Hi there, I would like to add to this some more Crux-specific points
since it can be rather confusing with all the ways of running Crux.
I would see three broad setups to run Crux in at the moment:
- Crux runs in standalone mode (RocksDB, JDBC SQLite, …) embedded in a JVM process
- Crux runs with Kafka or JDBC (Postgres, MySQL, MS Server) as storage and there are one or multiple client nodes
- Crux runs in one of the two above modes but you also run crux-http-server and your application logic run separate from Crux itself
Crux also has different data storages:
- The transaction log
- The document store
- The indexes inside the client nodes
Backups
The indexes directly in the nodes (can be memory only, but typically persisted in RocksDB) can be rebuilt from the log and don’t need backups.
The document storage is mostly in the same place as the transaction log, but it’s also possible to store it in a place like S3 now.
In general only the transaction log and document storage require backups.
With Kafka or JDBC you can rely on the storage-native backup mechanism.
In standalone mode the backup utilities can be used or with something like SQLite or H2 they also support their own backup mechanism.
Connection Pooling
crux-jdbc uses HikariCP for connection pooling under the hood.
Migrations
Since there is no explicit schema, no explicitly schema has to be migrated.
When changing the shape of documents the implicit schemas still have to be considered for the different usage scenarios:
There is an implicit schema for writing new documents to Crux, which might change over time. It often helps with data integrity to also enforce this schema with a tool like spec.

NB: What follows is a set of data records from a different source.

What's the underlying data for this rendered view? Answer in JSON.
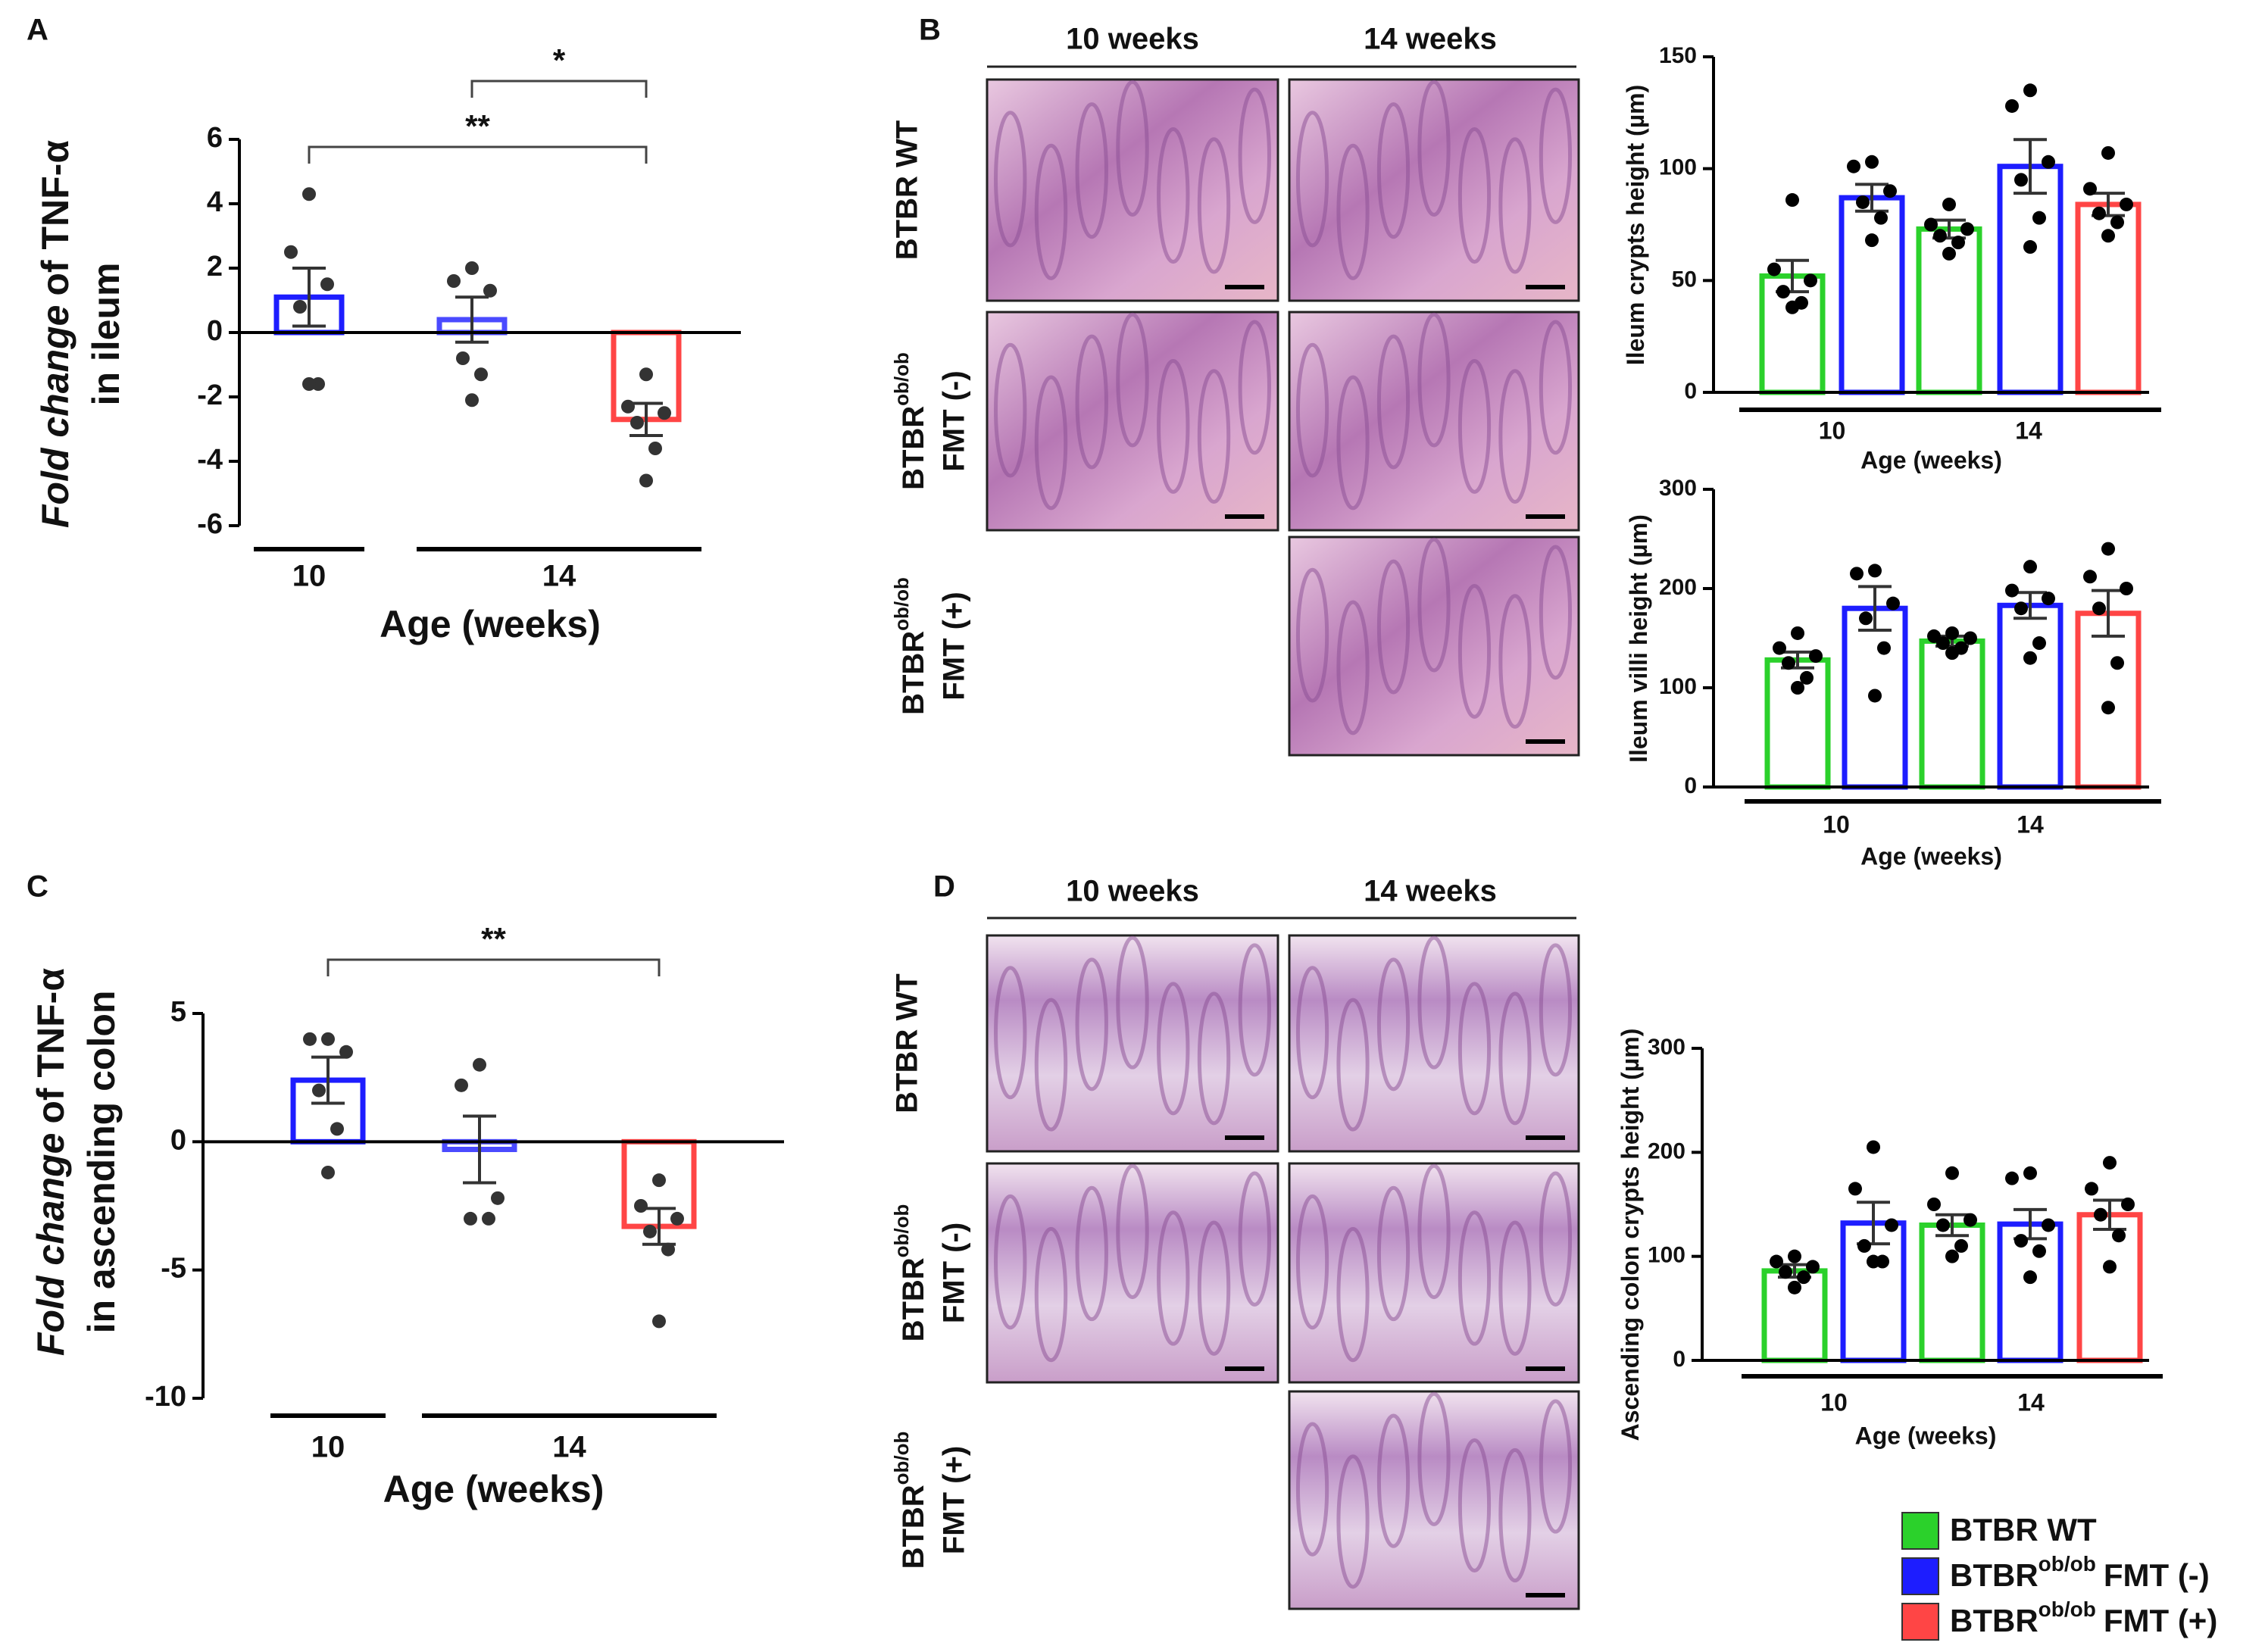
{
  "panel_labels": [
    "A",
    "B",
    "C",
    "D"
  ],
  "legend": [
    {
      "name": "BTBR WT",
      "color": "#2bd12b"
    },
    {
      "name": "BTBR",
      "sup": "ob/ob",
      "suffix": "FMT (-)",
      "color": "#1d1dff"
    },
    {
      "name": "BTBR",
      "sup": "ob/ob",
      "suffix": "FMT (+)",
      "color": "#ff4545"
    }
  ],
  "histology": [
    {
      "columns": [
        "10 weeks",
        "14 weeks"
      ],
      "rows": [
        {
          "name": "BTBR WT"
        },
        {
          "name": "BTBR",
          "sup": "ob/ob",
          "line2": "FMT (-)"
        },
        {
          "name": "BTBR",
          "sup": "ob/ob",
          "line2": "FMT (+)"
        }
      ]
    },
    {
      "columns": [
        "10 weeks",
        "14 weeks"
      ],
      "rows": [
        {
          "name": "BTBR WT"
        },
        {
          "name": "BTBR",
          "sup": "ob/ob",
          "line2": "FMT (-)"
        },
        {
          "name": "BTBR",
          "sup": "ob/ob",
          "line2": "FMT (+)"
        }
      ]
    }
  ],
  "chart_data": [
    {
      "type": "bar",
      "ylabel": {
        "italic": "Fold change",
        "text": "of TNF-α",
        "line2": "in ileum"
      },
      "xlabel": "Age (weeks)",
      "categories": [
        null,
        null,
        null
      ],
      "values": [
        1.1,
        0.4,
        -2.7
      ],
      "errors": [
        0.9,
        0.7,
        0.5
      ],
      "colors": [
        "#1d1dff",
        "#4a4aff",
        "#ff4545"
      ],
      "points": [
        [
          4.3,
          2.5,
          1.5,
          0.8,
          -1.6,
          -1.6
        ],
        [
          2.0,
          1.6,
          1.3,
          -0.8,
          -1.3,
          -2.1
        ],
        [
          -1.3,
          -2.3,
          -2.5,
          -2.8,
          -3.6,
          -4.6
        ]
      ],
      "groups": [
        {
          "label": "10",
          "bars": [
            0,
            0
          ]
        },
        {
          "label": "14",
          "bars": [
            1,
            2
          ]
        }
      ],
      "significance": [
        {
          "label": "*",
          "from": 1,
          "to": 2
        },
        {
          "label": "**",
          "from": 0,
          "to": 2
        }
      ],
      "ylim": [
        -6,
        6
      ],
      "yticks": [
        -6,
        -4,
        -2,
        0,
        2,
        4,
        6
      ]
    },
    {
      "type": "bar",
      "ylabel": {
        "text": "Ileum crypts height (µm)"
      },
      "xlabel": "Age (weeks)",
      "categories": [
        null,
        null,
        null,
        null,
        null
      ],
      "values": [
        52,
        87,
        73,
        101,
        84
      ],
      "errors": [
        7,
        6,
        4,
        12,
        5
      ],
      "colors": [
        "#2bd12b",
        "#1d1dff",
        "#2bd12b",
        "#1d1dff",
        "#ff4545"
      ],
      "points": [
        [
          86,
          55,
          50,
          45,
          40,
          38
        ],
        [
          103,
          101,
          90,
          85,
          78,
          68
        ],
        [
          84,
          75,
          73,
          70,
          67,
          62
        ],
        [
          135,
          128,
          103,
          95,
          78,
          65
        ],
        [
          107,
          91,
          84,
          80,
          76,
          70
        ]
      ],
      "groups": [
        {
          "label": "10",
          "bars": [
            0,
            1
          ]
        },
        {
          "label": "14",
          "bars": [
            2,
            4
          ]
        }
      ],
      "ylim": [
        0,
        150
      ],
      "yticks": [
        0,
        50,
        100,
        150
      ]
    },
    {
      "type": "bar",
      "ylabel": {
        "text": "Ileum villi height (µm)"
      },
      "xlabel": "Age (weeks)",
      "categories": [
        null,
        null,
        null,
        null,
        null
      ],
      "values": [
        128,
        180,
        147,
        183,
        175
      ],
      "errors": [
        8,
        22,
        5,
        13,
        23
      ],
      "colors": [
        "#2bd12b",
        "#1d1dff",
        "#2bd12b",
        "#1d1dff",
        "#ff4545"
      ],
      "points": [
        [
          155,
          140,
          132,
          125,
          110,
          100
        ],
        [
          218,
          215,
          185,
          170,
          140,
          92
        ],
        [
          155,
          152,
          150,
          145,
          140,
          135
        ],
        [
          222,
          198,
          190,
          180,
          145,
          130
        ],
        [
          240,
          212,
          200,
          180,
          125,
          80
        ]
      ],
      "groups": [
        {
          "label": "10",
          "bars": [
            0,
            1
          ]
        },
        {
          "label": "14",
          "bars": [
            2,
            4
          ]
        }
      ],
      "ylim": [
        0,
        300
      ],
      "yticks": [
        0,
        100,
        200,
        300
      ]
    },
    {
      "type": "bar",
      "ylabel": {
        "italic": "Fold change",
        "text": "of TNF-α",
        "line2": "in ascending colon"
      },
      "xlabel": "Age (weeks)",
      "categories": [
        null,
        null,
        null
      ],
      "values": [
        2.4,
        -0.3,
        -3.3
      ],
      "errors": [
        0.9,
        1.3,
        0.7
      ],
      "colors": [
        "#1d1dff",
        "#4a4aff",
        "#ff4545"
      ],
      "points": [
        [
          4,
          4,
          3.5,
          2,
          0.5,
          -1.2
        ],
        [
          3,
          2.2,
          -2.2,
          -3,
          -3
        ],
        [
          -1.5,
          -2.5,
          -3,
          -3.5,
          -4.2,
          -7
        ]
      ],
      "groups": [
        {
          "label": "10",
          "bars": [
            0,
            0
          ]
        },
        {
          "label": "14",
          "bars": [
            1,
            2
          ]
        }
      ],
      "significance": [
        {
          "label": "**",
          "from": 0,
          "to": 2
        }
      ],
      "ylim": [
        -10,
        5
      ],
      "yticks": [
        -10,
        -5,
        0,
        5
      ]
    },
    {
      "type": "bar",
      "ylabel": {
        "text": "Ascending colon crypts height  (µm)"
      },
      "xlabel": "Age (weeks)",
      "categories": [
        null,
        null,
        null,
        null,
        null
      ],
      "values": [
        86,
        132,
        130,
        131,
        140
      ],
      "errors": [
        6,
        20,
        10,
        14,
        14
      ],
      "colors": [
        "#2bd12b",
        "#1d1dff",
        "#2bd12b",
        "#1d1dff",
        "#ff4545"
      ],
      "points": [
        [
          100,
          95,
          90,
          85,
          80,
          70
        ],
        [
          205,
          165,
          130,
          110,
          95,
          95
        ],
        [
          180,
          150,
          135,
          130,
          110,
          100
        ],
        [
          180,
          175,
          130,
          115,
          105,
          80
        ],
        [
          190,
          165,
          150,
          140,
          120,
          90
        ]
      ],
      "groups": [
        {
          "label": "10",
          "bars": [
            0,
            1
          ]
        },
        {
          "label": "14",
          "bars": [
            2,
            4
          ]
        }
      ],
      "ylim": [
        0,
        300
      ],
      "yticks": [
        0,
        100,
        200,
        300
      ]
    }
  ]
}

For the schema on read you have to consider that with Crux you retain all of history, which means your code must always also be able to read old data.
You can get pretty far by avoiding breaking changes in documents. Having unique attributes is pretty nice to do with namespaced keys and adding attributes or making attributes optional can be done without migrating the data.
With a document store like Crux you can decide to model your different data types simply with unique attribute names or you can introduce a separate attribute to match to a certain type
, schema
or version
. If you are explicity about mapping data to types, a breaking change would require to map to a new type or version of a type.
Many use cases work only with the latest version of documents while history is only relevant for a few specific features.
It might be helpful to migrate data to the latest schema to simplify the majority of the code base.
In Crux you can even migrate historic data to the latest version by writing these history documents with the appropriate valid-time
. Then only for features where you also need to consider all transaction-times
you must actually handle all past shapes of a document.
The most appropriate strategy is highly specific to each use case.
I hope all of this is somewhat understandable And of course there might also be other aspects to this which I have not considered. Happy to learn more!